Below is a complete list of poems in this collection. According to this list, there are 53 titled poems, not 40 as the Morgan indicates. Also, the earliest dated poem in the manuscript is 1937, not 1940. Some of the poems appear more than once. The title is followed by the year of composition (month and day are listed if known). The number in parentheses following the title and year relates to how many times the poem appears in in this manuscript.

  • "A stately pine tree silhouetted", undated
  • A Wish Upon a Star, 1944
  • Angelic Girls, 1943, (2)
  • Apple Blossoms, 1943
  • Christmas, 1942 (2)
  • Dreams, 1945, (2)
  • Enchantment, 1945
  • Fairy Wonders, 1943
  • Farewell to Flash, 1945
  • Halloween, 1944, (2)
  • Invitation to Cove, 1945
  • King of the Ice, 1945
  • March, 1945, (2)
  • Marcia and Sylvia, 1943, (2)
  • My Grandfather's Birthday, 1943
  • My Grandmother, 1943
  • My House, 1941, (2)
  • My Mother and I, 1940, (2)
  • My Teaparty, 1942, (2)
  • Odds and Ends, 1943
  • Pearls of Dew (a chant), 1940, (2)
  • Snow, 1940, (3)
  • Spring, 1944, (2)
  • The Home of Straying Blossoms, 1944
  • The Little New Year, 1944
  • Thoughts, 1937
  • Invitation to our Camp Nurse, 1945
  • Camp Helen Storrow, 1945
  • Awake!, 1945
  • Birthay [sic.] Greeting to Mother, 1945
  • Rain, 1945,
  • Betsy and Sylvia, 1945
  • The Spring Parade, 1945
  • The Lake, 1946
  • The Fairy Scarf, 1945, (2)
  • The Wind, 1945
  • Mornings of Mist, 1946
  • A Winter Sunset, undated
  • Simplicity, 1946
  • A Golden Afternoon, 1946
  • Silver Thread, undated
  • A-a-choooo, undated
  • Dover, undated
  • A Poem, undated
  • Recess, undated
  • A Ballet Dancer, undated
  • The sunrise, undated

In addition, many of the pages have incredible illustrations by Plath.
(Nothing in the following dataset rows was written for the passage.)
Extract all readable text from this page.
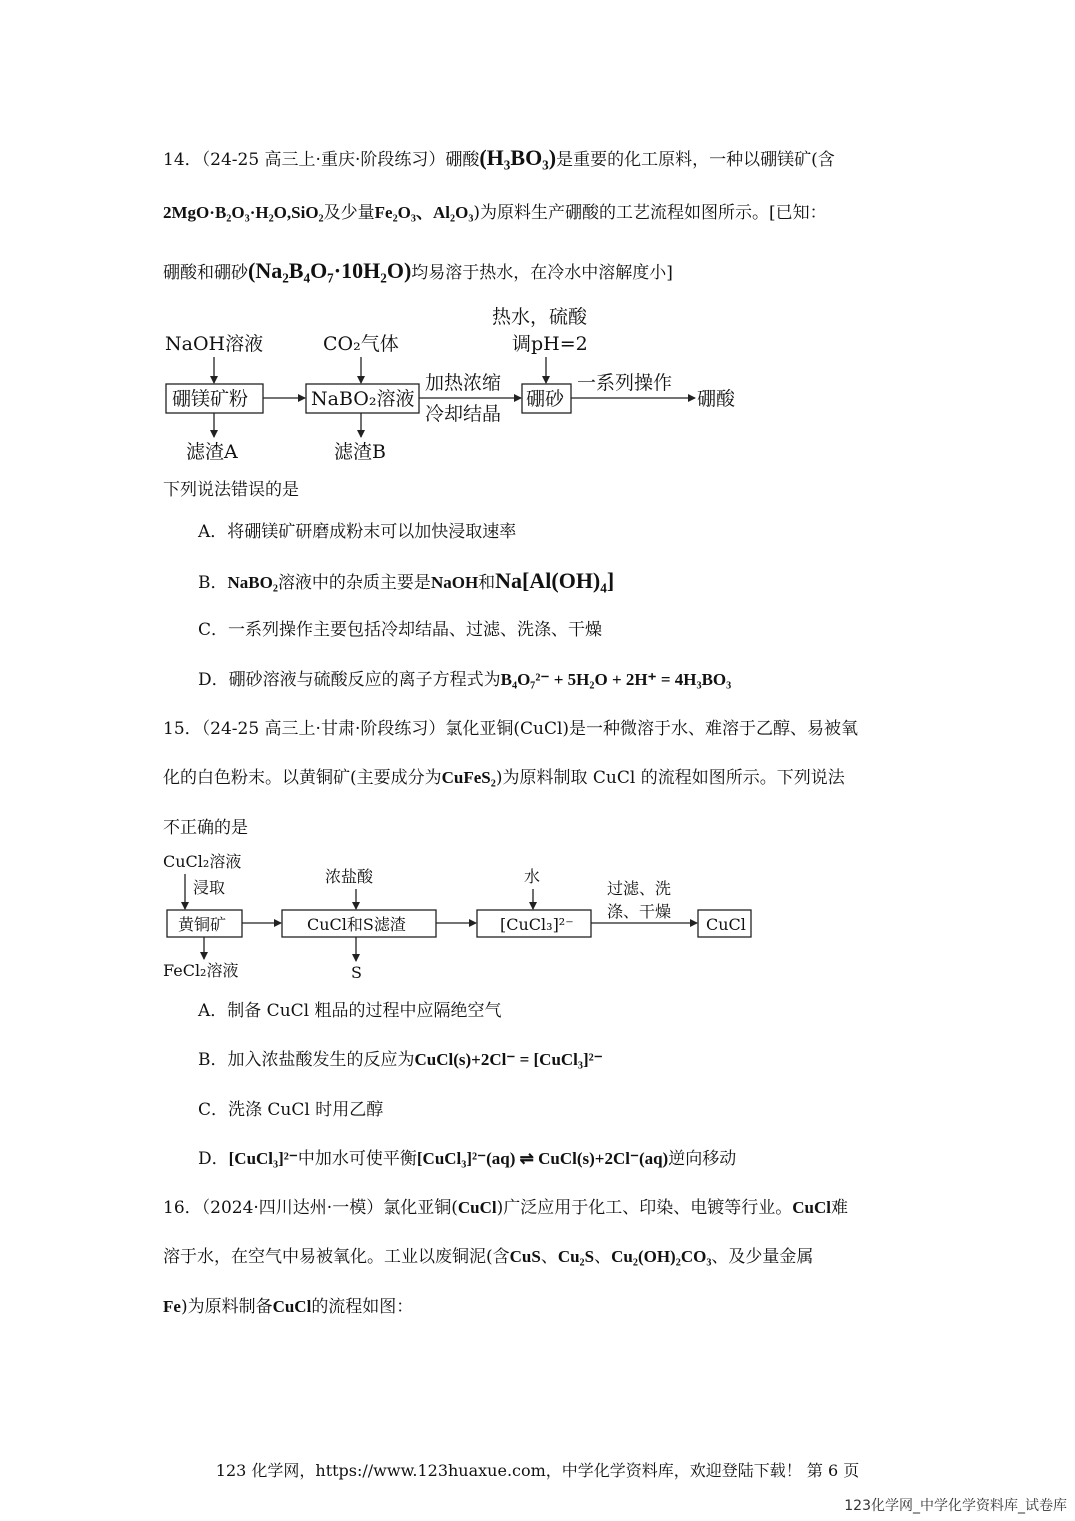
14．（24-25 高三上·重庆·阶段练习）硼酸(H₃BO₃)是重要的化工原料，一种以硼镁矿(含
2MgO·B₂O₃·H₂O,SiO₂及少量Fe₂O₃、Al₂O₃)为原料生产硼酸的工艺流程如图所示。[已知：
硼酸和硼砂(Na₂B₄O₇·10H₂O)均易溶于热水，在冷水中溶解度小]
NaOH溶液	CO₂气体
热水，硫酸
调pH=2
硼镁矿粉	NaBO₂溶液
加热浓缩
冷却结晶
硼砂
一系列操作
硼酸
滤渣A	滤渣B
下列说法错误的是
A．将硼镁矿研磨成粉末可以加快浸取速率
B．NaBO₂溶液中的杂质主要是NaOH和Na[Al(OH)₄]
C．一系列操作主要包括冷却结晶、过滤、洗涤、干燥
D．硼砂溶液与硫酸反应的离子方程式为B₄O₇²⁻ + 5H₂O + 2H⁺ = 4H₃BO₃
15．（24-25 高三上·甘肃·阶段练习）氯化亚铜(CuCl)是一种微溶于水、难溶于乙醇、易被氧
化的白色粉末。以黄铜矿(主要成分为CuFeS₂)为原料制取 CuCl 的流程如图所示。下列说法
不正确的是
CuCl₂溶液
浸取
黄铜矿
FeCl₂溶液
浓盐酸
CuCl和S滤渣
S
水
[CuCl₃]²⁻
过滤、洗
涤、干燥
CuCl
A．制备 CuCl 粗品的过程中应隔绝空气
B．加入浓盐酸发生的反应为CuCl(s)+2Cl⁻ = [CuCl₃]²⁻
C．洗涤 CuCl 时用乙醇
D．[CuCl₃]²⁻中加水可使平衡[CuCl₃]²⁻(aq) ⇌ CuCl(s)+2Cl⁻(aq)逆向移动
16．（2024·四川达州·一模）氯化亚铜(CuCl)广泛应用于化工、印染、电镀等行业。CuCl难
溶于水，在空气中易被氧化。工业以废铜泥(含CuS、Cu₂S、Cu₂(OH)₂CO₃、及少量金属
Fe)为原料制备CuCl的流程如图：
123 化学网，https://www.123huaxue.com，中学化学资料库，欢迎登陆下载！ 第 6 页
123化学网_中学化学资料库_试卷库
These illustrations demonstrate that initially Plath was a far superior artist than writer. This was also evident in the "Eye Rhymes" exhibit held at Indiana University in 2002.

These are truly juvenile poems; unlike many of those selected for inclusion to the "Juvenilia" section at the back of Plath's Collected Poems. Many deal with fairies, nature, the weather/seasons, holidays, friends and family. Plath's first published poem, printed in the Sunday Boston Herald on 10 August 1941, under the title "Poem", is a part of this collection. It is in the second stanza of a poem entitled "My House".

A number of these poems are familiar to me. The Lilly Library holds some of them in their Plath collection and it is possible that Smith College has some of them as well. The poem "The Home of Straying Blossoms" is also known under the title "In the Corner of My Garden". (This poem appears in full in my 2004 biography, Sylvia Plath.) Additionally, Plath published a number of these poems her junior high school (named for Alice L. Phillips) and high school (named for Gamaliel Bradford) newspapers, the Phillipian and the Bradford.

Unfortunately it is a copy from microfilm so I cannot see the colors Plath used in her illustrations. Having seen the illustrations in her mid-to-late 1940s journals at the Lilly Library, I am looking forward to any excuse to go to New York City to see them.